そりゃ、屋上に出てふと上を見たら誰かが落下寸前だった、というシチュエーションは驚くしかないだろう。
(……あれ?)
静は『あること』に気がつく。自分は塔屋の淵に上半身だけでしがみついていて、彼はちょうどドアのところにいて、
つまり、その、なんと言うか自分の下半身と彼の目線の位置関係的に──。
(み、見えてた!?)
ぼっ、と顔が瞬時に赤くなるのが自覚される。
問いただそうと咄嗟に思うが、
(き……訊ける訳ない!)
「ところで……どうしてあんなところにいたんですか?」
一人で勝手にオーバーヒートしていた静は、その質問でやっと冷静さを取り戻した。
「は、はい?」
「ですから、なんであんな高いところに?」
冷静になったのはいいが、それはそれで答えに困る問いだった。
『世界の敵の敵』を自称するコスプレ少年との交流を、なんと言って説明したらいいのだろうか、と。
なんか適当なことを言って誤魔化せたらいいのだろうが、そんな都合のいい言い訳はすぐには浮かんでこなかった。
こうなると十和子の口の上手さが羨ましくもある。
「えーと、それは」
「言いにくいことですかね」
と、その男子生徒は静の困惑を汲み取って先回りした。
「まあ、誰にだって秘密はあるものですよね」
それはどこか達観しているような口振りだった。どこと知れぬ場所を見つめているような遠い目で、彼は静かに言った。
「端から見れば、大したことの無いように見えても、本人にとっては『それ』が大切だということもあります。

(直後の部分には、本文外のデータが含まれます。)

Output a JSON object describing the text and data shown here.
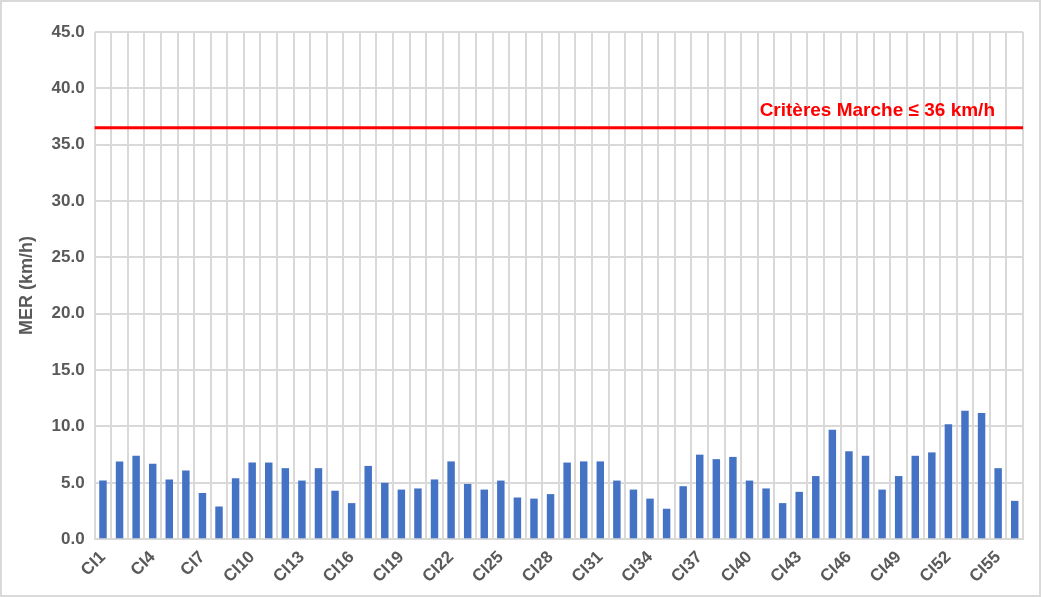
{
  "chart_data": {
    "type": "bar",
    "ylabel": "MER (km/h)",
    "categories": [
      "CI1",
      null,
      null,
      "CI4",
      null,
      null,
      "CI7",
      null,
      null,
      "CI10",
      null,
      null,
      "CI13",
      null,
      null,
      "CI16",
      null,
      null,
      "CI19",
      null,
      null,
      "CI22",
      null,
      null,
      "CI25",
      null,
      null,
      "CI28",
      null,
      null,
      "CI31",
      null,
      null,
      "CI34",
      null,
      null,
      "CI37",
      null,
      null,
      "CI40",
      null,
      null,
      "CI43",
      null,
      null,
      "CI46",
      null,
      null,
      "CI49",
      null,
      null,
      "CI52",
      null,
      null,
      "CI55",
      null
    ],
    "values": [
      5.2,
      6.9,
      7.4,
      6.7,
      5.3,
      6.1,
      4.1,
      2.9,
      5.4,
      6.8,
      6.8,
      6.3,
      5.2,
      6.3,
      4.3,
      3.2,
      6.5,
      5.0,
      4.4,
      4.5,
      5.3,
      6.9,
      4.9,
      4.4,
      5.2,
      3.7,
      3.6,
      4.0,
      6.8,
      6.9,
      6.9,
      5.2,
      4.4,
      3.6,
      2.7,
      4.7,
      7.5,
      7.1,
      7.3,
      5.2,
      4.5,
      3.2,
      4.2,
      5.6,
      9.7,
      7.8,
      7.4,
      4.4,
      5.6,
      7.4,
      7.7,
      10.2,
      11.4,
      11.2,
      6.3,
      3.4
    ],
    "color": "#4472c4",
    "ylim": [
      0,
      45
    ],
    "yticks": [
      {
        "value": 0,
        "label": "0.0"
      },
      {
        "value": 5,
        "label": "5.0"
      },
      {
        "value": 10,
        "label": "10.0"
      },
      {
        "value": 15,
        "label": "15.0"
      },
      {
        "value": 20,
        "label": "20.0"
      },
      {
        "value": 25,
        "label": "25.0"
      },
      {
        "value": 30,
        "label": "30.0"
      },
      {
        "value": 35,
        "label": "35.0"
      },
      {
        "value": 40,
        "label": "40.0"
      },
      {
        "value": 45,
        "label": "45.0"
      }
    ],
    "grid": true,
    "ref_lines": [
      {
        "axis": "y",
        "value": 36.5,
        "label": "Critères Marche ≤ 36 km/h",
        "color": "#ff0000"
      }
    ]
  }
}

そうした場合、『それ』はどうしても秘密にせざるを得ないでしょう。この残酷な世界から、『それ』を守り通すために」
最初はあまり気にしていなかったが、改めて見ると、ちょっと見は女の子と見間違えてしまうくらいに、整った顔立ちをしていた。
なんとはなしに、静は彼が話す横顔をぼうっと眺めていた。
なので、彼が、
「だが──この状況に限っては話が別だ」
と、がらっと口調を変えたときもすぐに頭を切り替えることが出来なかった。
「静・ジョースター」
名前を呼ばれ、静は心臓を鷲掴みにされたような衝撃を受ける。
フルネームを知られてることに驚いたのではない。彼のその声音に、なにも感じられなかったからだ。
人が人として当然持ちうるべきもの──感情が、彼の言葉から消えていた。
彼は流れるような動作で立ち上がり、そして静のセーラー服の襟に手を掛け、そして──。
「……ぅぁっ!」
無造作に、そしてその細い腕からは想像も出来ない力で、静の身体は弧を描いて塔屋の壁に叩きつけられた。
「なにがなんでも吐いてもらうぞ……。君は──なぜここにいる? 君は何者だ?」
乾いた響きが、静の耳元で囁かれた。